By collecting the anonymous cellphone location data from nearly two million Bostonians, MIT and Ford were able to produce near-instant urban mobility patterns that typically cost millions of dollars and take years to build.
The big data experiment holds the promise of more accurate and timely data about urban mobility patterns that can be used to quickly determine whether particular attempts to address local transportation needs are working.
In making decisions about infrastructure development and resource allocation, city planners rely on models of how people move through their cities -- on foot, in cars and by public transportation. Those models are largely based on socio-demographic information from costly, time-consuming manual surveys, which are in small sample sizes and infrequently updated. Cities might go more than a decade between surveys.
"In the U.S., every metropolitan area has a...metropolitan planning organization [MPO], and their main job is to use travel surveys to derive the travel demand model, which is their baseline for predicting and forecasting travel demand to build infrastructure," said Shan Jiang, a postdoctoral student in MIT's Human Mobility and Networks Lab. "So our method and model could be the next generation of tools for the planners to plan for the next generation of infrastructure."
The paper, titled TimeGeo: modeling urban mobility without travel surveys, describes how the researchers used call detailed records (CDRs) managed by mobile phone service providers. The CDRs, which are used for billing purposes, contain data in the form of geolocated traces of users across the globe.
The researchers collected a CDR data set of 1.92 million anonymous mobile phone users for a period of six weeks in the Greater Boston area. To have a control experiment, they also examined a donated set of self-collected mobile phone traces of a graduate student in the same region over a course of 14 months, recorded by a smartphone application.

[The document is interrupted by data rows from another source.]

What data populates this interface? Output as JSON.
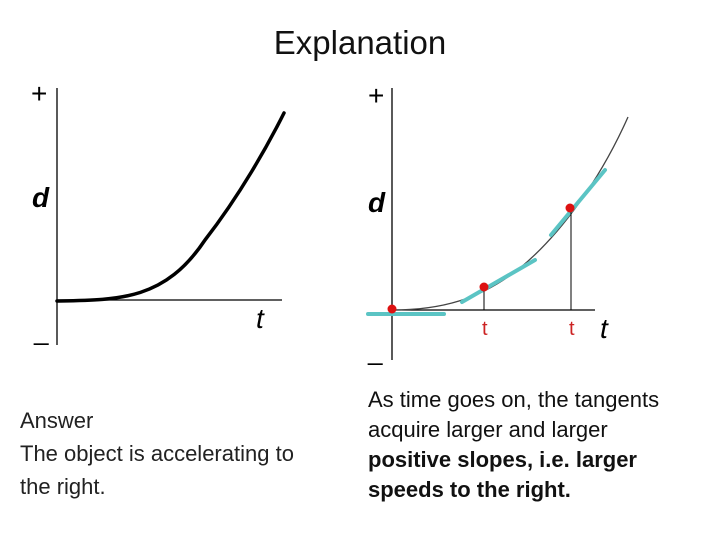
{
  "title": "Explanation",
  "left_graph": {
    "plus_label": "+",
    "minus_label": "_",
    "y_label": "d",
    "x_label": "t"
  },
  "right_graph": {
    "plus_label": "+",
    "minus_label": "_",
    "y_label": "d",
    "x_label": "t",
    "tick_label_1": "t",
    "tick_label_2": "t"
  },
  "answer": {
    "heading": "Answer",
    "line1": "The object is accelerating to",
    "line2": "the right."
  },
  "explanation": {
    "line1": "As time goes on, the tangents",
    "line2": "acquire larger and larger",
    "line3": "positive slopes, i.e. larger",
    "line4": "speeds to the right."
  },
  "colors": {
    "curve": "#000000",
    "tangent": "#5bc4c4",
    "point": "#dd1111",
    "tick_label": "#cc2222"
  }
}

By applying a big data algorithm the CDR data, the researchers were able to quickly assemble the kind of model of urban mobility patterns that typically takes years to build.
The Boston MPO's practices are fairly typical of a major cities. Boston conducted one urban mobility survey in 1994 and another in 2010. Its current mobility model, however, still uses data from 1994 because it's taken the intervening six years simply to sort through all the information collected in 2010. Only now has the work of organizing that newer data into a predictive model begun, the researchers explained.
To validate the results of their research, the scientists from MIT and Ford's Palo Alto Research and Innovation Center compared it to the model currently used by Boston's MPO. "The two models accorded very well," the researchers said in a paper published in latest issue of the Proceedings of the National Academy of Sciences.
"Mobile phones are the prevalent communication tools of the twenty-first century, with the worldwide coverage up to 96% of the population," the researchers said. "Mobile phone data have been useful so far to improve our knowledge on human mobility at unprecedented scale, informing us about the frequency and the number of visited locations over long term observations, daily mobility networks of individuals, and the distribution of trip distances."
While the sparse nature of mobile phone usage leads to samplings that tend to have biases because they don't offer complete journeys in space and time for each individual, the researchers were able to infer certain mobility patterns.
For example, their algorithm assumes the location from which a user departs in the morning and to which he or she returns at night is home. It also infers that the location of the longest recurring stays during weekday daytime hours is the user's workplace.
The algorithm assumes most people's workdays are in accordance with national averages, so if a user makes phone calls from work only between the hours of 12 p.m. and 2 p.m., the system does not interpret that as evidence of a two-hour workday — unless that interpretation is corroborated by other data, such as regular calls from home at 11:30 a.m. and 2:30 p.m.
Any locations other than work and home are treated alike. From the available data, the system builds a probabilistic mobility model for each user, breaking every day of the week into 10-minute increments. For each increment, the model indicates the likeliness of a location change, possible destinations and the amount of time likely to be spent at each destination. The system then generalizes those probabilities across communities, on the basis of census data, and deduces cumulative traffic flows from the resulting probability map.
"We are able to identify home locations for 1.44 million users which is 75% of our initial user base," the researchers said. "Next, we filter users who have more than 50 total stays and at least 10 home stays in the observation period."
Active cellphone users were labeled as commuters, which amounted to 133,448 individuals who have journey-to-work trips, and non-commuters, or 43,606 individuals, who have no journey-to-work trips.
"Our ability to correctly model urban daily activities for traffic control, energy consumption and urban planning have critical impacts on people's quality of life and the everyday functioning of our cities," the researchers said. "To inform policy making of important projects such as planning a new metro line and managing the traffic demand during big events, or to prepare for emergencies, we need reliable models of urban travel demand. These are models with high resolution that simulate individual mobility for an entire region."